Justice
Amendes salées à Angers pour un concessionnaire automobile épinglé par la répression des fraudes

Le juge des référés du tribunal administratif de Nantes a validé dans l’immédiat l’amende de 37.000 € qui avait été infligée à un concessionnaire automobile d’Angers (Maine-et-Loire) suite à des « manquements » relevés par la répression des fraudes mais a suspendu, dans le même temps, la sanction complémentaire de « publication » de sa sanction sur le site internet et les réseaux sociaux de la préfecture.
Ce concessionnaire automobile implanté dans la zone industrielle Saint-Serge avait fait l’objet d’un « contrôle » d’une inspectrice de la répression des fraudes le 13 février 2023 : elle avait pointé plusieurs « manquements » au code de la consommation dans son procès-verbal.
Des amendes d’un montant total de 37.000 € avaient alors été infligées à Anjou Motors, dont 10.000 € pour « absence d’information des consommateurs sur les caractéristiques essentielles du service et son prix en matière de frais supplémentaires » et 20.000 € pour « absence de conformité de l’information des consommateurs en matière de garantie légale ». Plus anecdotique, la concession s’était vu infliger une amende de 1.000 € pour « défaut d’affichage de possibilité d’opter pour l’utilisation de pièces issues de l’économie circulaire ».
La Direction départementale de protection des populations (DDPP) de Maine-et-Loire avait également décidé de « mettre en oeuvre » les dispositions du code de la consommation qui lui permettent d’ordonner « la publication » de la sanction qu’elle a prise, pendant « un délai de deux mois », sous la forme d’un « communiqué sur le site internet des services de l’Etat » et sur « les réseaux sociaux de la préfecture ».
DES FAITS « ANCIENS » QUI N’ONT PLUS COURS
Le concessionnaire automobile avait alors saisi en urgence le juge des référés du tribunal administratif de Nantes pour faire suspendre les effets de cette sanction. Sa publication allait en particulier préjudicier « de manière suffisamment grave et immédiate à sa situation » puisque la DDPP « organise une communication importante autour de ces publications » qui sont ensuite relayées « par de nombreux journaux consuméristes ou économiques ».
Or, « la publication peut encourager les clients à se reporter sur d’autres enseignes agissant sur le même marché » et « empêche le développement de partenariats économiques », s’inquiétait Me Benoît Gicquel, l’avocat de la concession automobile angevine.
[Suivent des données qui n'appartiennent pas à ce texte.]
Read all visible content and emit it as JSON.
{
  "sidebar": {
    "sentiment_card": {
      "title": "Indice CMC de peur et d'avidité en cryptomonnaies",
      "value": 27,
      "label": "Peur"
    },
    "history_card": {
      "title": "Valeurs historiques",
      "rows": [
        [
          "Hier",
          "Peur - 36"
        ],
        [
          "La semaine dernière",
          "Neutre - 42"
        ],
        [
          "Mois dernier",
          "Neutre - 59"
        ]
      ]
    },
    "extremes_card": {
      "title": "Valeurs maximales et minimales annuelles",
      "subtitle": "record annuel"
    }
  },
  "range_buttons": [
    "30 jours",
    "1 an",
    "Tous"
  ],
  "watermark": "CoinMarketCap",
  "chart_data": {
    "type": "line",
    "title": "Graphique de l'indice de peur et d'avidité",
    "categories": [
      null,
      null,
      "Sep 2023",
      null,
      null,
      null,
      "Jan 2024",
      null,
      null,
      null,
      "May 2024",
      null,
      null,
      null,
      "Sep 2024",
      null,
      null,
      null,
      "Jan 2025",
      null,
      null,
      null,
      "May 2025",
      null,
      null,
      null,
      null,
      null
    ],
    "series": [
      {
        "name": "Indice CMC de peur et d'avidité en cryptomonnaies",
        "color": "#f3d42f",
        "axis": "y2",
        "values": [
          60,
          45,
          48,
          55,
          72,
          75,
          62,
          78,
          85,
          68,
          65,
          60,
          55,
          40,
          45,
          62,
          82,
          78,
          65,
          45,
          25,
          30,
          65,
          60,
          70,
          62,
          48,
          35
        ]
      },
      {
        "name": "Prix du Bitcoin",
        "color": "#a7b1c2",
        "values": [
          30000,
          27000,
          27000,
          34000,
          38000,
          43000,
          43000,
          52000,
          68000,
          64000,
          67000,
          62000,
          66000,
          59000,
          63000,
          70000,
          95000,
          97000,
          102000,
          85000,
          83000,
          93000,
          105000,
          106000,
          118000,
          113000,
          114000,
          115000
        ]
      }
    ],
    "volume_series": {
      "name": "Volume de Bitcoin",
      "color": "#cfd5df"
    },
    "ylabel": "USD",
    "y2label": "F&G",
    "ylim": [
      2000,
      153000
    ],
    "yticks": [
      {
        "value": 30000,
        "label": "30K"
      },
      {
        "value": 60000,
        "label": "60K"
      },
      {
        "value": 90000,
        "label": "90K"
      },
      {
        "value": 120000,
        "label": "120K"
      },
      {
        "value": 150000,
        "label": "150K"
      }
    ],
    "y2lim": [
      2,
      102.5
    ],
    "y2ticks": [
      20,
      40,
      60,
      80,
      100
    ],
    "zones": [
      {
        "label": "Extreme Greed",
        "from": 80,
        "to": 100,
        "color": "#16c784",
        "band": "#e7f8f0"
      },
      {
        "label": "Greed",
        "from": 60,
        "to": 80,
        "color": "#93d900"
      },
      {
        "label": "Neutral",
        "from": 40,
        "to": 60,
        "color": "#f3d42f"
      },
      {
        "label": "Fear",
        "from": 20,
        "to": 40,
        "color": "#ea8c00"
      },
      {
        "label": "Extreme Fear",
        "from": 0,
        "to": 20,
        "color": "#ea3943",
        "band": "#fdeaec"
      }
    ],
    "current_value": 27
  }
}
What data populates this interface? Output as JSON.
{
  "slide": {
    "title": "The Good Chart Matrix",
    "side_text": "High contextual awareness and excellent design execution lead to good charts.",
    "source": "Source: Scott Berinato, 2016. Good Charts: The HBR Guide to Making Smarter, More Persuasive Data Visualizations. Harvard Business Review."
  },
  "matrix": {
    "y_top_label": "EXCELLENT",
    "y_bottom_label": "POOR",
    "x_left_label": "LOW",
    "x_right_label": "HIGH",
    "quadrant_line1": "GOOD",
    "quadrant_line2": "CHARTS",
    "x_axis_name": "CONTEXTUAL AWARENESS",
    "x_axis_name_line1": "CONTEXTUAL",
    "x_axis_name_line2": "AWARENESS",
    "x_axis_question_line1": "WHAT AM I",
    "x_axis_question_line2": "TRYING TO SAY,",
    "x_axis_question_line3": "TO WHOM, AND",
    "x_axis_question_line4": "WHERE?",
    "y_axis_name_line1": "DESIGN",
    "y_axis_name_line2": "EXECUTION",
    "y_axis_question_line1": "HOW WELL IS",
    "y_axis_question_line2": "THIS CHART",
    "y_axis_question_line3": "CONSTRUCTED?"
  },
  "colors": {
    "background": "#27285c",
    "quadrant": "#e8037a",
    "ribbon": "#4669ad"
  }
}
En outre, sa société « connaît un résultat net comptable déficitaire important depuis plusieurs années » – à hauteur de « plus d’un million d’euros » – et aucune « plainte de consommateurs » n’a été formulée à son encontre.
Sur le fond, la société estimait que ses « observations » n’avaient pas été prises en compte par la répression des fraudes et que le montant de l’amende était « disproportionné » puisque les informations présentées comme manquantes figuraient en réalité « sur les bons de commandes » ou n’étaient simplement « pas actualisées ».
La « publication » de la sanction n’était « pas motivée » et il n’existe « aucun impératif d’intérêt général » qui la justifie : il n’y a « pas de sites de vente par internet touchant une majeure partie de la population ». Les faits étant « anciens » et « la société y ayant mis un terme », le prononcé de l’amende lui paraissait donc « suffisant ».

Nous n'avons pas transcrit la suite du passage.